Si impone anche un’altra domanda imbarazzante: se, come sostiene Accetti, il “finto rapimento” doveva durare solo pochi giorni, come mai durava ancora a tutto il 21 dicembre? Cioè esattamente ancora 6 mesi dopo la scomparsa “consenziente”.
Altre domande ancora: Marco Fassoni Accetti sostiene che voleva farsi arrestare per “pilotare Agca” evitando che facesse nomi di complici e mandanti, ma mentre lui era in carcere per tale pilotaggio chi si occupava di Emanuela? Possibile che Marco Fassoni Accetti, rapitor fin troppo cortese, se ne sia fregato di saperlo? Se n’é occupata la “bionda tedesca”? Oppure qualcun altro? E come mai nessuno gli ha più detto dove l’hanno spostata dopo il trasloco “in Francia”? Se non gli hanno detto più niente, allora è chiaro che lo hanno fregato, usato e gettato via come un calzino bucato. Che senso ha, in tali condizioni, continuare a non fare i nomi di chi lo ha turlupinato? Accetti ha spiegato a magistrati e intervistatori che che la le mani legate e la bocca cucita per avere preso l’“impegno di non fare mai i nomi di nessuno”. Ma non si rende conto che stando così le cose, ammesso che dica il vero, a essere stato tradito sarebbe proprio lui per primo? E che la sua omertà equivale alla complicità in omicidi e scomparse varie?

– Infine, il particolare che ha fatto sorridere gli inquirenti:

“La lettera “A” notata da un testimone il 22 giugno 1983 sulla scena del finto sequestro della Orlandi, e cioè all’interno di una tracolla aperta per la Orlandi da un uomo poggiato a una Bmw di fronte al Senato, non era l’iniziale della Avon, produttrice di cosmetici, ma stava per Aeronautica. Si tratta di un oggetto che ho acquistato io stesso in un negozio-magazzino sito in via Tomacelli”.

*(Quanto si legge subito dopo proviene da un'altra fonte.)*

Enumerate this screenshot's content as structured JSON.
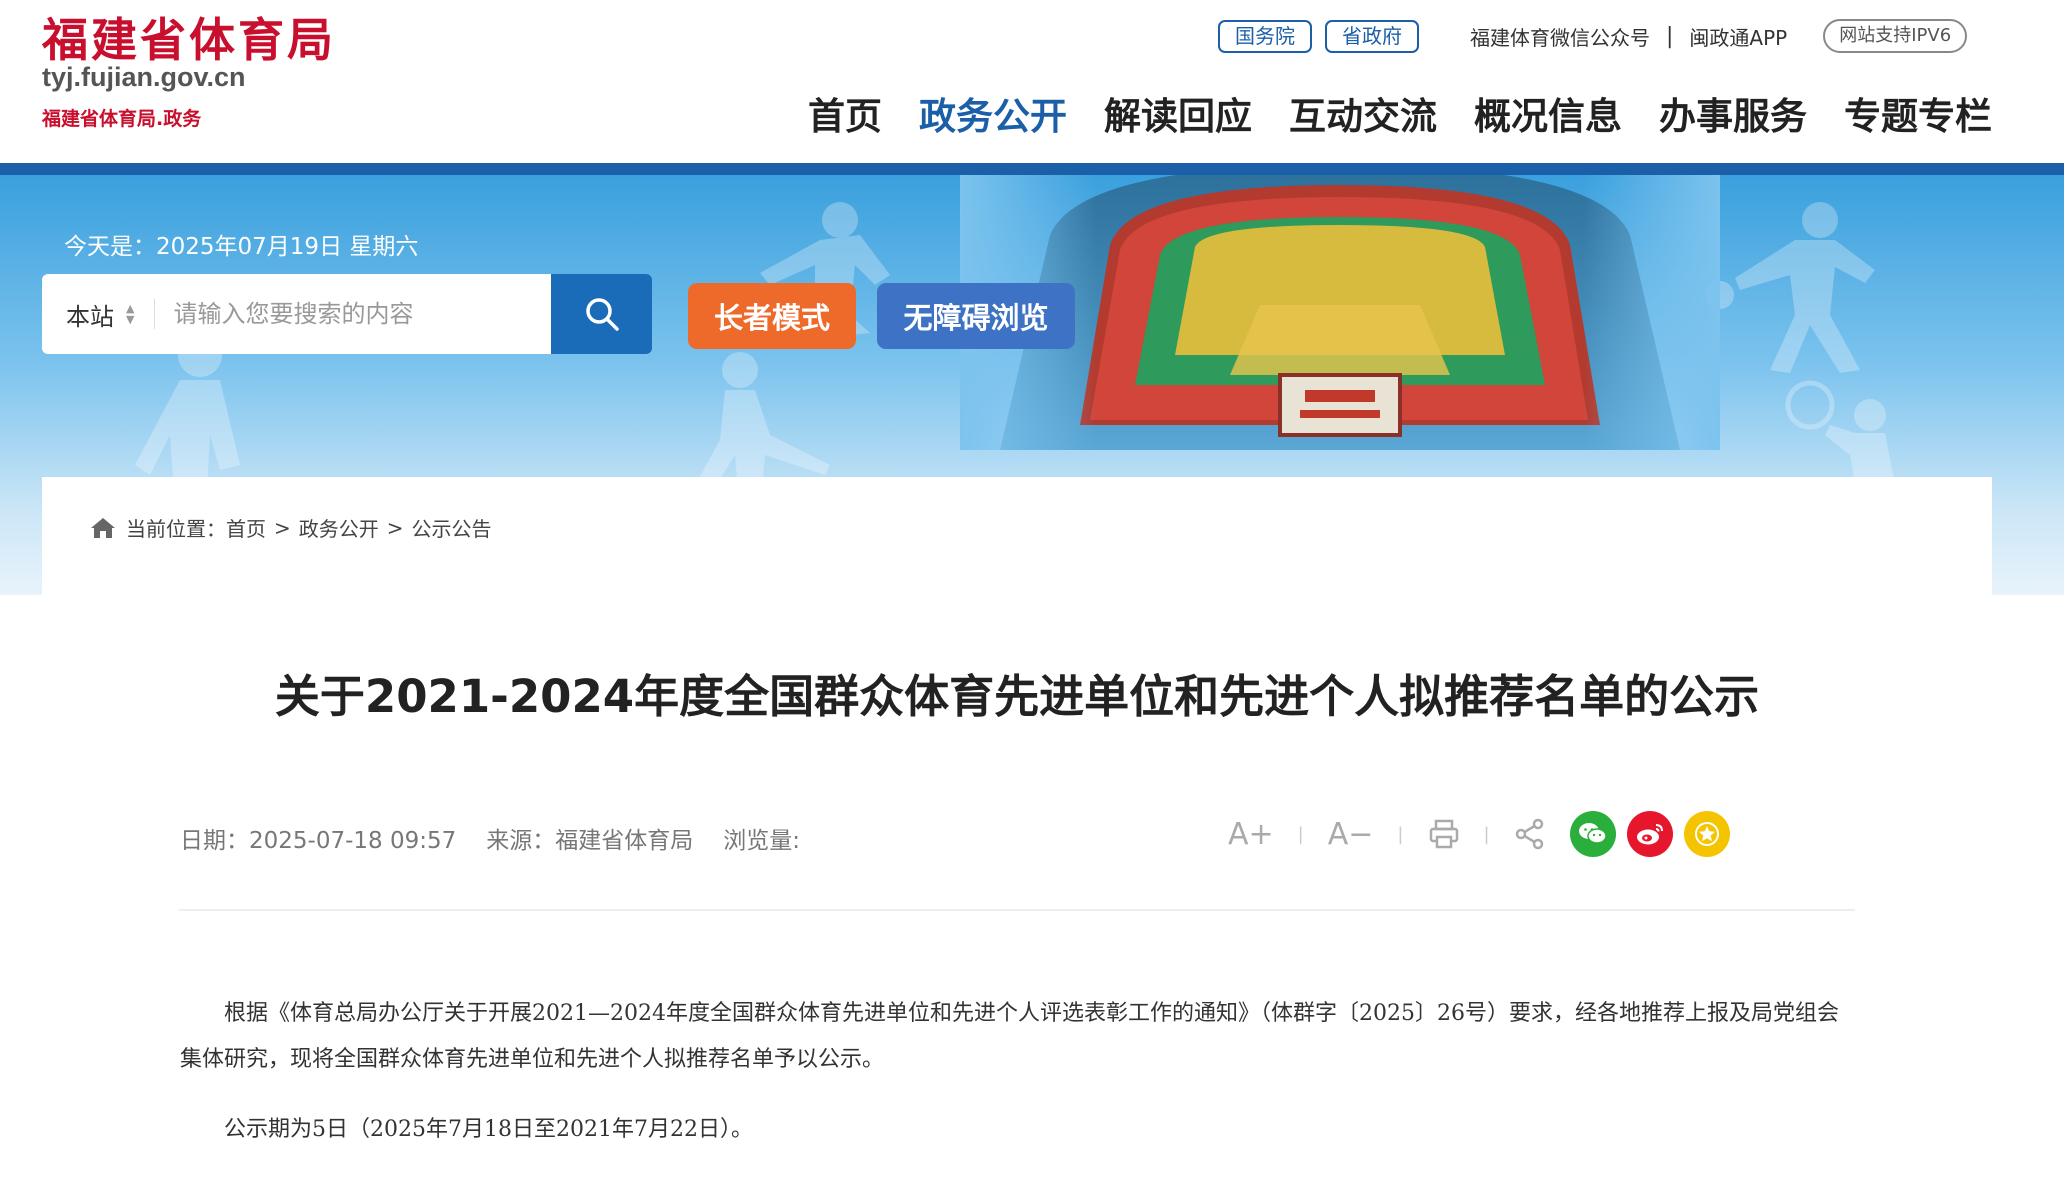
{
  "header": {
    "logo_title": "福建省体育局",
    "logo_domain": "tyj.fujian.gov.cn",
    "logo_sub": "福建省体育局.政务",
    "top_links": {
      "state_council": "国务院",
      "province_gov": "省政府",
      "wechat": "福建体育微信公众号",
      "separator": "|",
      "app": "闽政通APP",
      "ipv6": "网站支持IPV6"
    },
    "nav": [
      {
        "label": "首页"
      },
      {
        "label": "政务公开"
      },
      {
        "label": "解读回应"
      },
      {
        "label": "互动交流"
      },
      {
        "label": "概况信息"
      },
      {
        "label": "办事服务"
      },
      {
        "label": "专题专栏"
      }
    ],
    "active_nav": "政务公开"
  },
  "banner": {
    "date_text": "今天是：2025年07月19日 星期六",
    "search": {
      "scope": "本站",
      "placeholder": "请输入您要搜索的内容"
    },
    "elder_mode": "长者模式",
    "accessibility": "无障碍浏览"
  },
  "breadcrumb": {
    "prefix": "当前位置：",
    "items": [
      "首页",
      "政务公开",
      "公示公告"
    ],
    "sep": ">"
  },
  "article": {
    "title": "关于2021-2024年度全国群众体育先进单位和先进个人拟推荐名单的公示",
    "date": "日期：2025-07-18 09:57",
    "source": "来源：福建省体育局",
    "views": "浏览量:",
    "tools": {
      "font_up": "A+",
      "font_down": "A−"
    },
    "paragraphs": [
      "根据《体育总局办公厅关于开展2021—2024年度全国群众体育先进单位和先进个人评选表彰工作的通知》（体群字〔2025〕26号）要求，经各地推荐上报及局党组会集体研究，现将全国群众体育先进单位和先进个人拟推荐名单予以公示。",
      "公示期为5日（2025年7月18日至2021年7月22日）。"
    ]
  },
  "colors": {
    "brand_red": "#c8102e",
    "brand_blue": "#1a5fa8",
    "elder_orange": "#ee6a2a",
    "access_blue": "#3e72c4",
    "wechat_green": "#2aae3c",
    "weibo_red": "#e6162d",
    "star_yellow": "#f5c400"
  }
}
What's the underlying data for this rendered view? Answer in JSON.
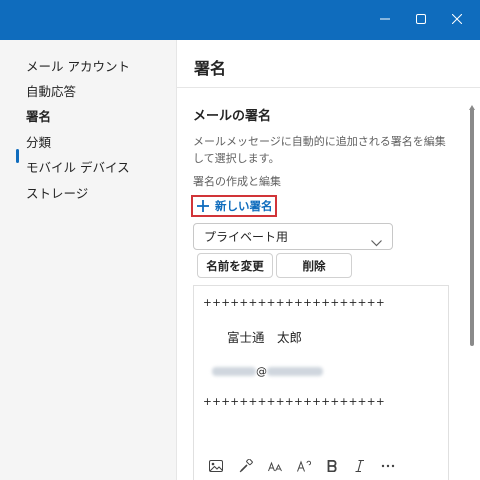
{
  "window": {
    "controls": [
      "minimize-icon",
      "maximize-icon",
      "close-icon"
    ],
    "titlebar_color": "#0f6cbd"
  },
  "sidebar": {
    "items": [
      {
        "label": "メール アカウント",
        "active": false
      },
      {
        "label": "自動応答",
        "active": false
      },
      {
        "label": "署名",
        "active": true
      },
      {
        "label": "分類",
        "active": false
      },
      {
        "label": "モバイル デバイス",
        "active": false
      },
      {
        "label": "ストレージ",
        "active": false
      }
    ],
    "accent_color": "#0f6cbd"
  },
  "main": {
    "title": "署名",
    "section_title": "メールの署名",
    "description": "メールメッセージに自動的に追加される署名を編集して選択します。",
    "create_label": "署名の作成と編集",
    "new_signature_label": "新しい署名",
    "selected_signature": "プライベート用",
    "rename_label": "名前を変更",
    "delete_label": "削除",
    "highlight_color": "#d13438"
  },
  "editor": {
    "line1": "++++++++++++++++++++",
    "name": "富士通　太郎",
    "email_at": "@",
    "line2": "++++++++++++++++++++",
    "toolbar": [
      "image-icon",
      "format-painter-icon",
      "font-size-icon",
      "superscript-icon",
      "bold-icon",
      "italic-icon",
      "more-icon"
    ]
  }
}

Come è noto, il poliziotto Bruno Bosco ha dichiarato a botta calda a Giulio Gangi, buon conoscente degli Orlandi e da poco in forza ai nostri servizi segreti civili, di avere visto

“da una distanza di più o meno 20 metri la lettera A maiuscola stampata all’interno di un tascapane di tipo militare aperto da un uomo vicino a una BMW per mostrare a una ragazza quelli che parevano campioni di prodotti di bellezza”.

Si tratta della A che la mitologia ha fatto miracolosamente diventare la parola Avon, in modo da supportare l’ipotesi, assurta a certezza metafisica, che Emanuela per essere rapita sia stata prima irretita con l’esca di una proposta di lavoro saltuario sin troppo ben pagato proprio per la Avon. A parte il fatto che anche da meno di 20 metri è impossibile vedere cosa c’è stampato all’interno di “un tascapane di tipo militare” che viene aperto, non ha nessun senso che la A sia stampata dentro anziché fuori. La pubblicità si fa e l’appartenenza di un oggetto si specifica con scritte ben visibili a tutti: se nascoste, non servono a nulla. Ma poi: Aeronautica? Sì, ma quale? Militare? Civile? Mistero…
Il motivo per cui gli inquirenti hanno sorriso è che Accetti, cosciente o no, riguardo sia la A che il poliziotto Bosco non ha fatto altro che riportare alla lettera ciò che è scritto in un mio libro e ripetuto in articoli di Blitz che il “supertestimone reo confesso” ha ammesso con i magistrati di avere letto. L’unico particolare omesso è che da più o meno 20 metri il poliziotto non può avere visto ciò che dice di avere visto.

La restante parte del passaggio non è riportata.